Plain language, also referred to as plain writing, is a form of communication that is straightforward and uses only as many words as necessary to communicate a message. It avoids obscurity, overly academic or complicated jargon, convoluted sentence structure, and is a part of accessible language. However, plain language is not a simplified version of the English language and possesses the ability to communicate complex and complicated themes. 

Writing in accessible language ensures that our communication includes everyone. This is built on the intention to be intelligible across literacy levels, ages, and abilities, including people who are neurodivergent. Neurodiversity refers to the unique ways peoples’ brains and cognition work. Rather than being seen as deficit, neurodiversity holds that there is no right way to think, process information, communicate, behave, or learn. 

An emoticon like “ >;-) “ is a shorthand form of a facial expression, and a precursor to emojis. Emojis have been further developed with modern communication technologies to develop graphics such as the following: 😊, ☹. Emojis on smartphones, chat platforms and email applications have become highly popularized and perhaps a daily practice.  

For some, emojis might represent our disjuncture with literacy and perhaps the assumption that they make us poorer communicators in the process.

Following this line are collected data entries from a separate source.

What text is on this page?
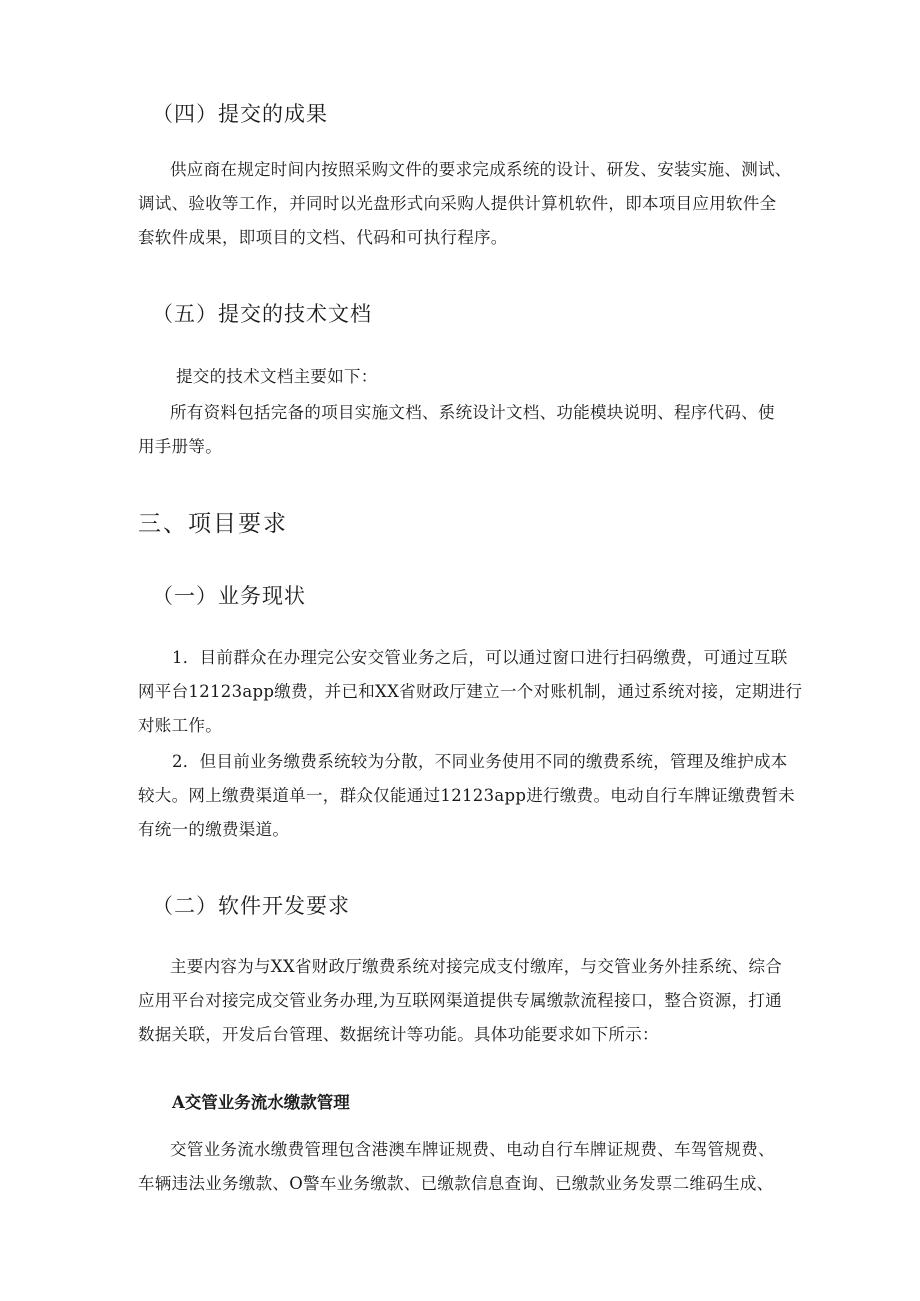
（四）提交的成果

供应商在规定时间内按照采购文件的要求完成系统的设计、研发、安装实施、测试、
调试、验收等工作，并同时以光盘形式向采购人提供计算机软件，即本项目应用软件全
套软件成果，即项目的文档、代码和可执行程序。

（五）提交的技术文档

提交的技术文档主要如下：
所有资料包括完备的项目实施文档、系统设计文档、功能模块说明、程序代码、使
用手册等。

三、项目要求

（一）业务现状

1．目前群众在办理完公安交管业务之后，可以通过窗口进行扫码缴费，可通过互联
网平台12123app缴费，并已和XX省财政厅建立一个对账机制，通过系统对接，定期进行
对账工作。
2．但目前业务缴费系统较为分散，不同业务使用不同的缴费系统，管理及维护成本
较大。网上缴费渠道单一，群众仅能通过12123app进行缴费。电动自行车牌证缴费暂未
有统一的缴费渠道。

（二）软件开发要求

主要内容为与XX省财政厅缴费系统对接完成支付缴库，与交管业务外挂系统、综合
应用平台对接完成交管业务办理,为互联网渠道提供专属缴款流程接口，整合资源，打通
数据关联，开发后台管理、数据统计等功能。具体功能要求如下所示：
A交管业务流水缴款管理
交管业务流水缴费管理包含港澳车牌证规费、电动自行车牌证规费、车驾管规费、
车辆违法业务缴款、O警车业务缴款、已缴款信息查询、已缴款业务发票二维码生成、
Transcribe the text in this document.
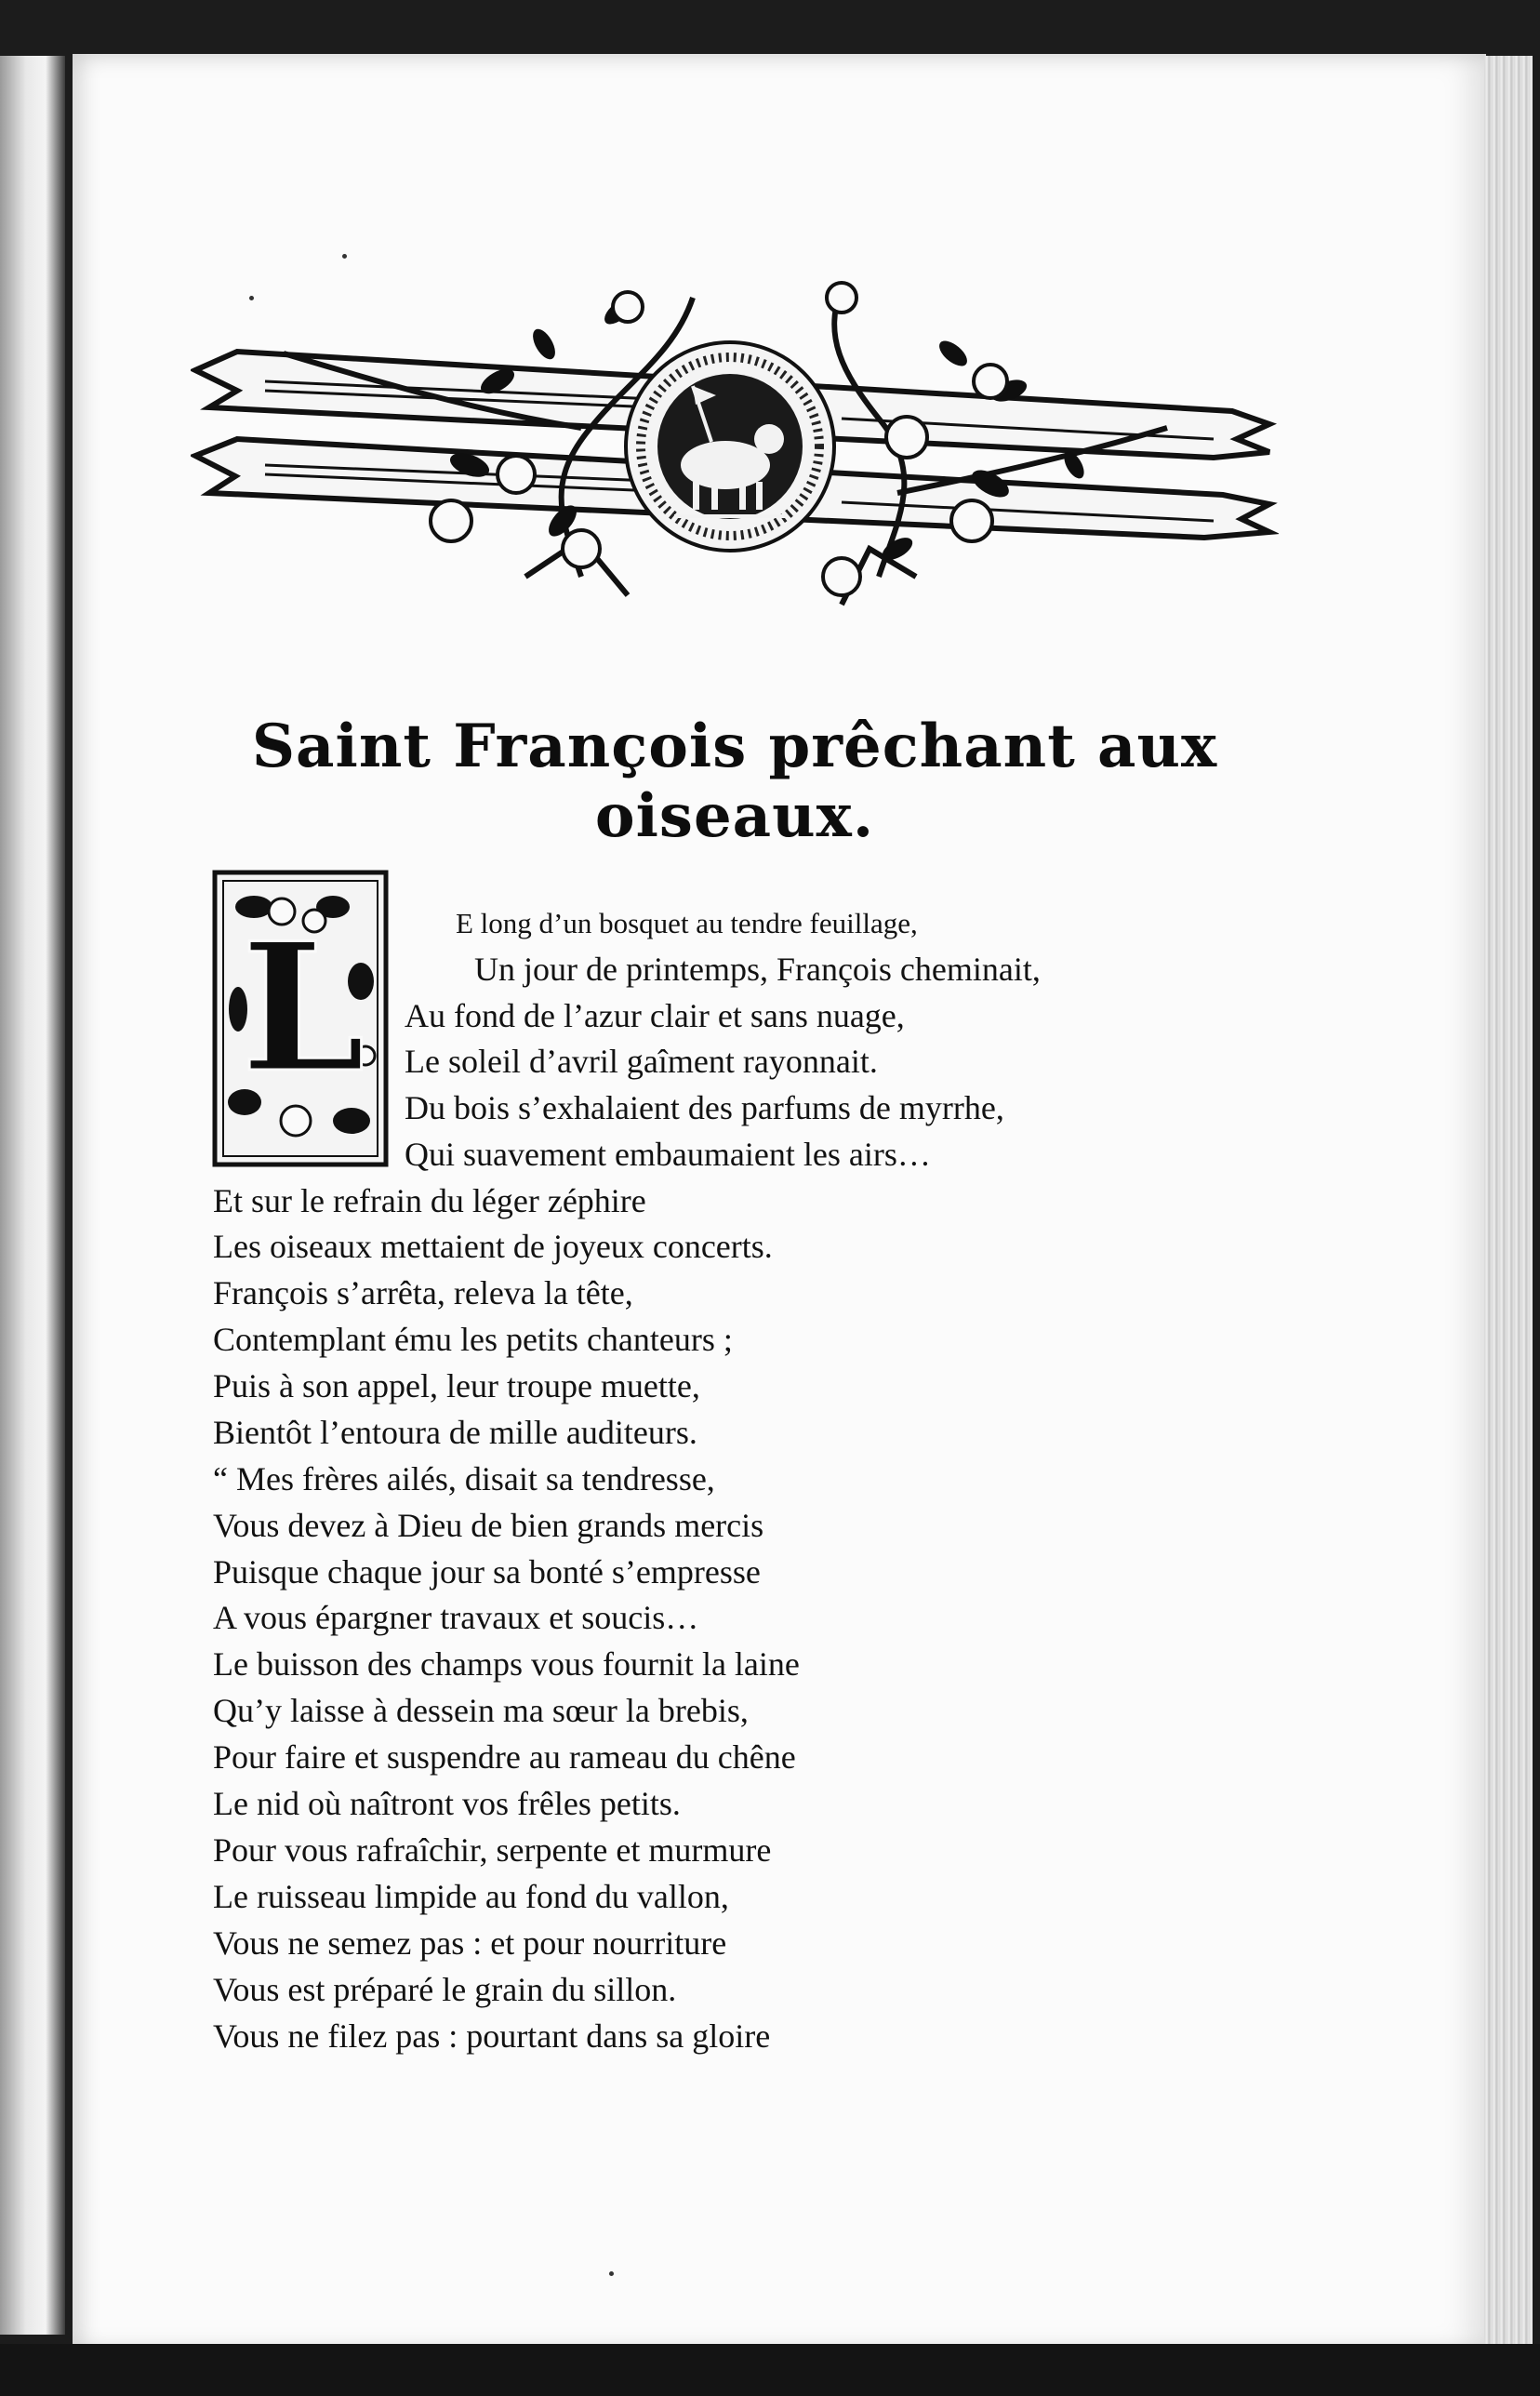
Saint François prêchant aux oiseaux.
L	E long d’un bosquet au tendre feuillage,
Un jour de printemps, François cheminait,
Au fond de l’azur clair et sans nuage,
Le soleil d’avril gaîment rayonnait.
Du bois s’exhalaient des parfums de myrrhe,
Qui suavement embaumaient les airs…
Et sur le refrain du léger zéphire
Les oiseaux mettaient de joyeux concerts.
François s’arrêta, releva la tête,
Contemplant ému les petits chanteurs ;
Puis à son appel, leur troupe muette,
Bientôt l’entoura de mille auditeurs.
“ Mes frères ailés, disait sa tendresse,
Vous devez à Dieu de bien grands mercis
Puisque chaque jour sa bonté s’empresse
A vous épargner travaux et soucis…
Le buisson des champs vous fournit la laine
Qu’y laisse à dessein ma sœur la brebis,
Pour faire et suspendre au rameau du chêne
Le nid où naîtront vos frêles petits.
Pour vous rafraîchir, serpente et murmure
Le ruisseau limpide au fond du vallon,
Vous ne semez pas : et pour nourriture
Vous est préparé le grain du sillon.
Vous ne filez pas : pourtant dans sa gloire
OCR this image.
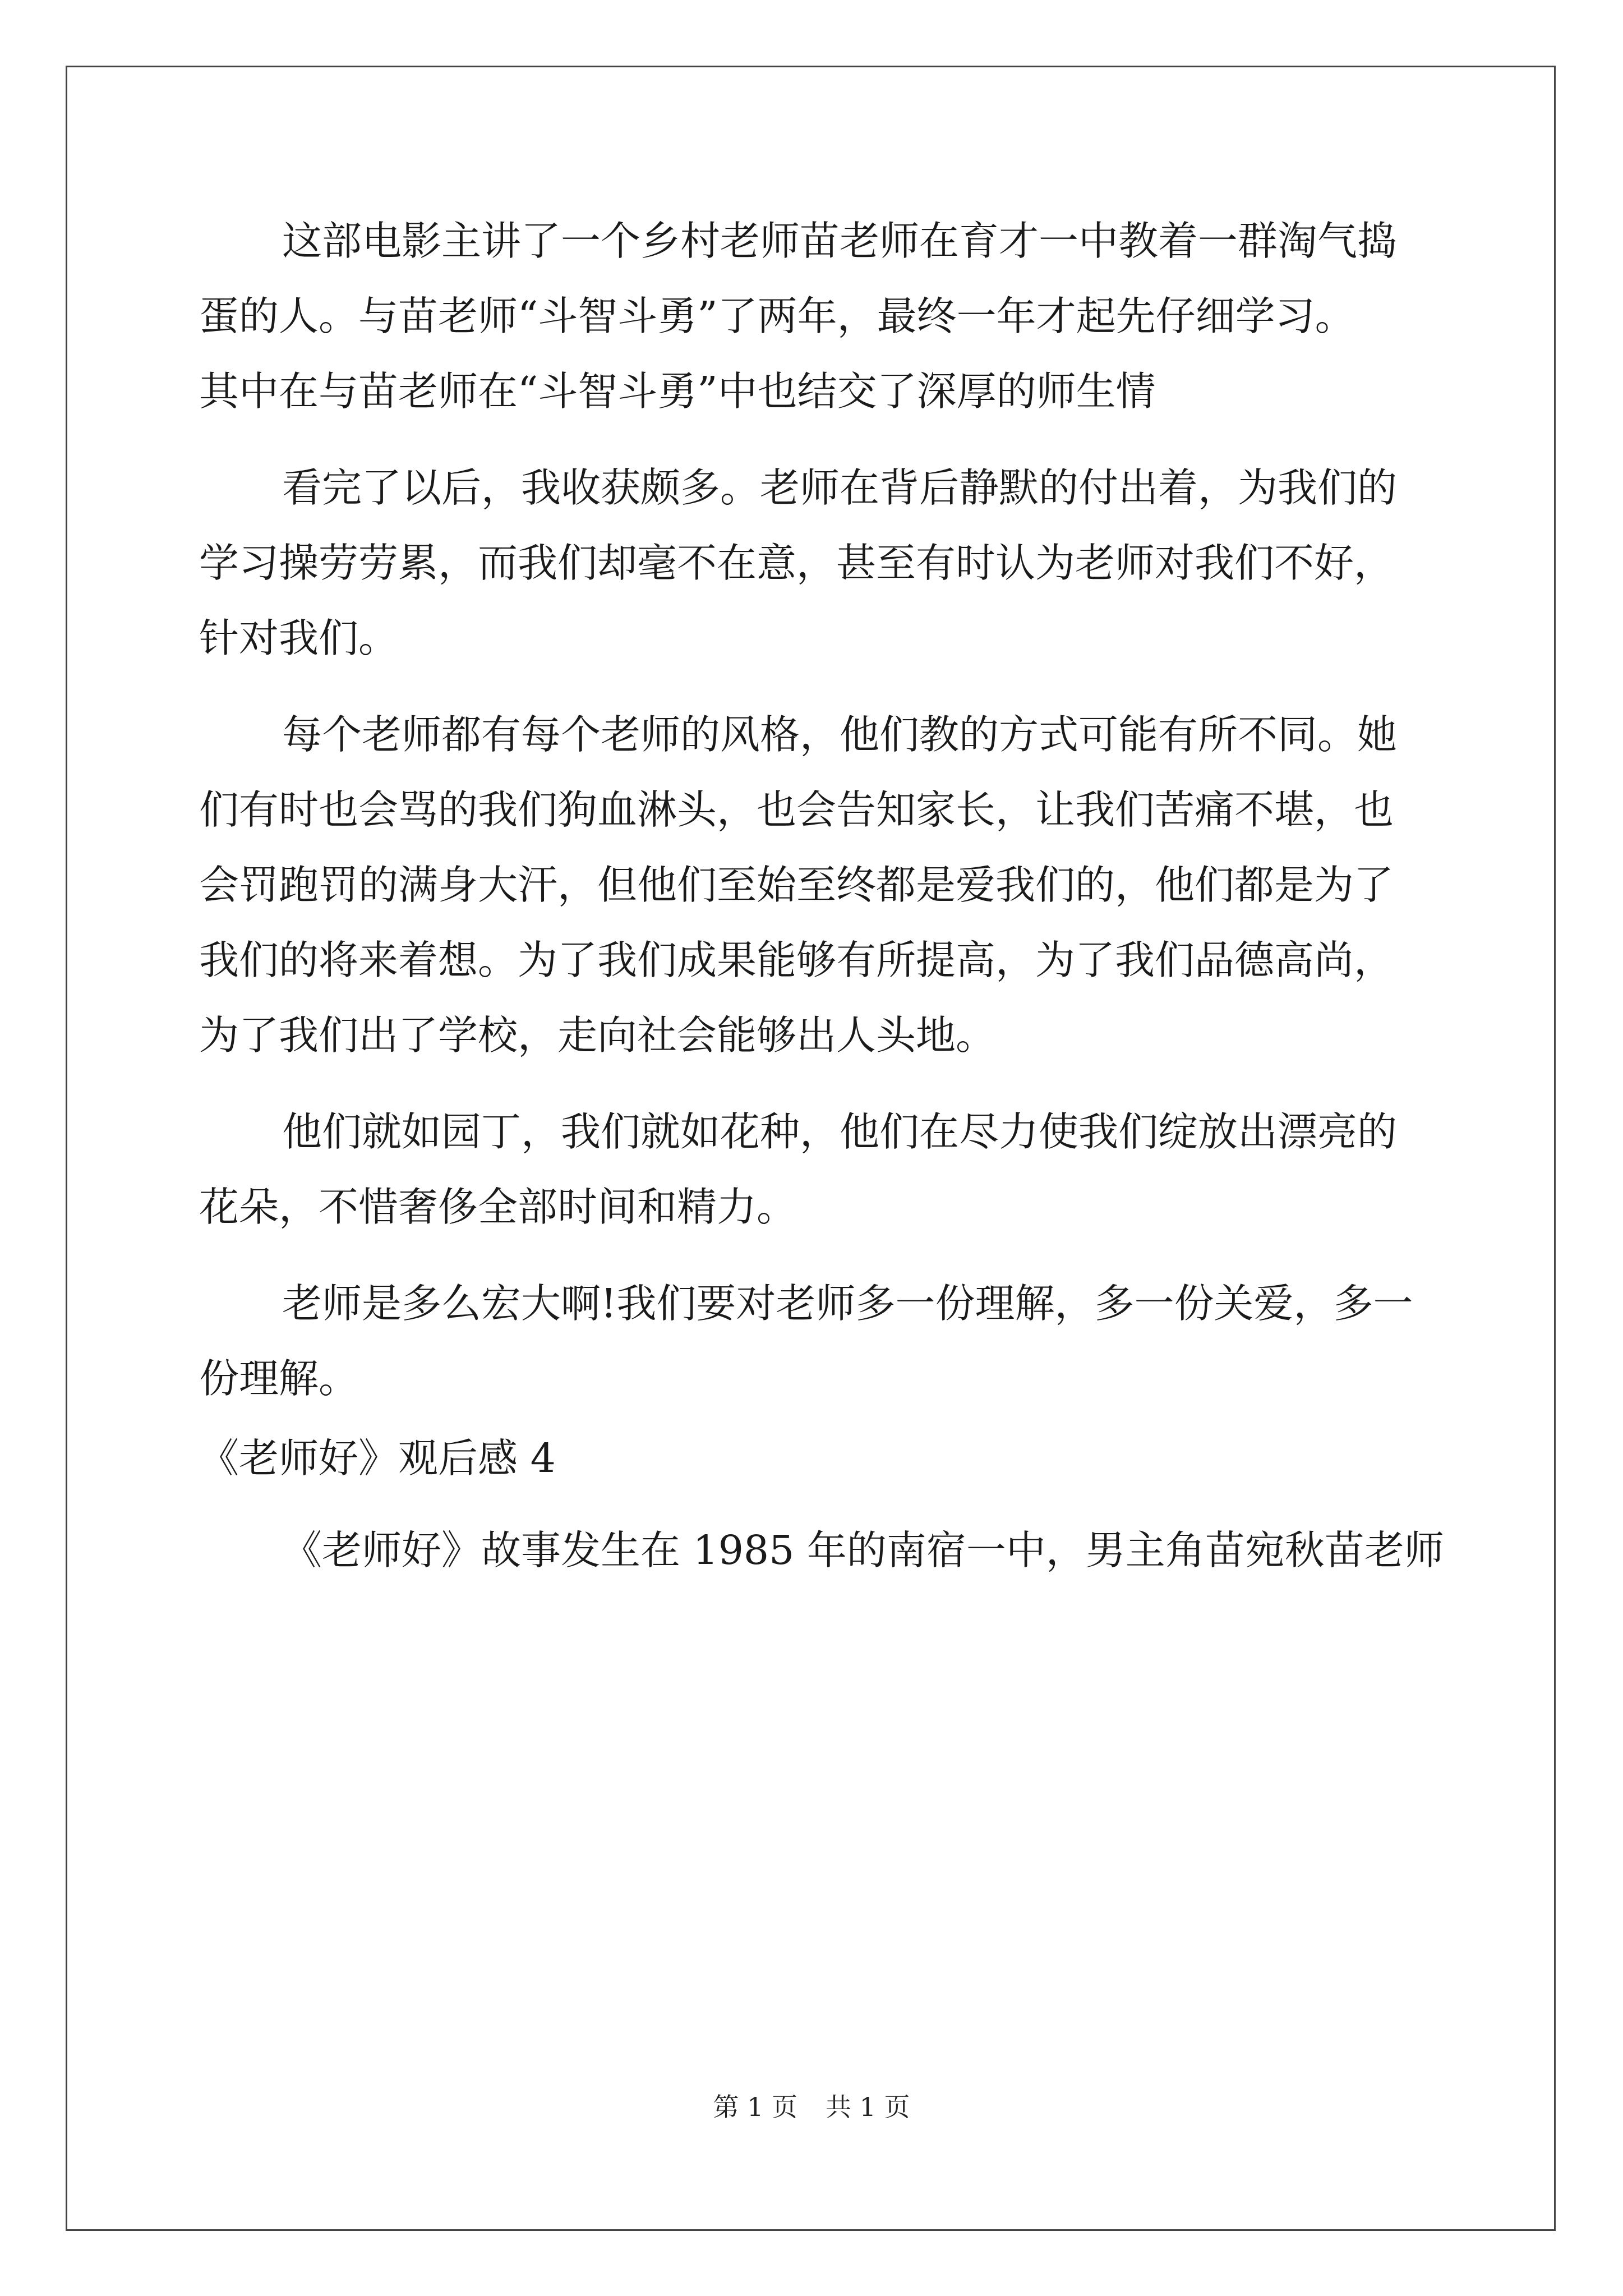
这部电影主讲了一个乡村老师苗老师在育才一中教着一群淘气捣
蛋的人。与苗老师“斗智斗勇”了两年，最终一年才起先仔细学习。
其中在与苗老师在“斗智斗勇”中也结交了深厚的师生情
看完了以后，我收获颇多。老师在背后静默的付出着，为我们的
学习操劳劳累，而我们却毫不在意，甚至有时认为老师对我们不好，
针对我们。
每个老师都有每个老师的风格，他们教的方式可能有所不同。她
们有时也会骂的我们狗血淋头，也会告知家长，让我们苦痛不堪，也
会罚跑罚的满身大汗，但他们至始至终都是爱我们的，他们都是为了
我们的将来着想。为了我们成果能够有所提高，为了我们品德高尚，
为了我们出了学校，走向社会能够出人头地。
他们就如园丁，我们就如花种，他们在尽力使我们绽放出漂亮的
花朵，不惜奢侈全部时间和精力。
老师是多么宏大啊!我们要对老师多一份理解，多一份关爱，多一
份理解。
《老师好》观后感 4
《老师好》故事发生在 1985 年的南宿一中，男主角苗宛秋苗老师
第 1 页 共 1 页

However, this deeply misunderstands the way communication works.  

A study published by the American Psychological Association indicates that emojis, like facial expressions, help to provide non-verbal cues and work to translate emotive elements, tone, and reduce ambiguity in our digital speak. Some useful context comes from applied linguist Dr. Philip Seargeant and author of the book The Emoji Revolution which attempts to answer how technology is shaping the future of communication. According to his research the emergence of emoticons, the most basic representations of facial expressions, can enhance digital communication. Similarly, emojis help to add nuance and compensate for the lack of nonverbal modalities available in digital communication.  

Research and the lived experience of neurodivergent people tells us that there are significantly different communications styles from those coded as ‘neurotypical.’ These include difficultly in ‘picking up’ emotive and tonal elements of communication. In digital speak these emotive and tonal elements are further alienated because of the digitized medium. So perhaps emojis offer us a critical intervention in making digital speak more accessible.  

In a 2022 webinar titled Don’t Disable Me: how you can avoid creating barriers for disabled people, Rina Wharton, a consultant at AbilityNet who identified herself as autistic and dyslexic, shared how she sometimes struggles with facial expressions and body language. Wharton further explained that, “While writing, I know I can be very direct, because of my autism. I tend to use emojis to indicate I’m joking. Or this is a funny thing.” According to AbilityNet, a UK company concerned with digital accessibility, emojis have become a useful modality of communication within neurodiverse communities.  

Since the emergence of emojis, which originated in Japan and directly translated as ‘picture,’ there has been an uptake of research around the usage of emojis in digital communications styles. Overlooked within these studies has been how neurodivergent people receive, interpret, and use emojis as part of accessible language.  

According to the American linguist Johanna Nichols, the gold standard criterion in communication is mutual intelligibility. Because emojis present such potential in making our digital communications more understood (especially in regard to tone and emotion), we should broaden our understanding and include them in conversations of accessible language.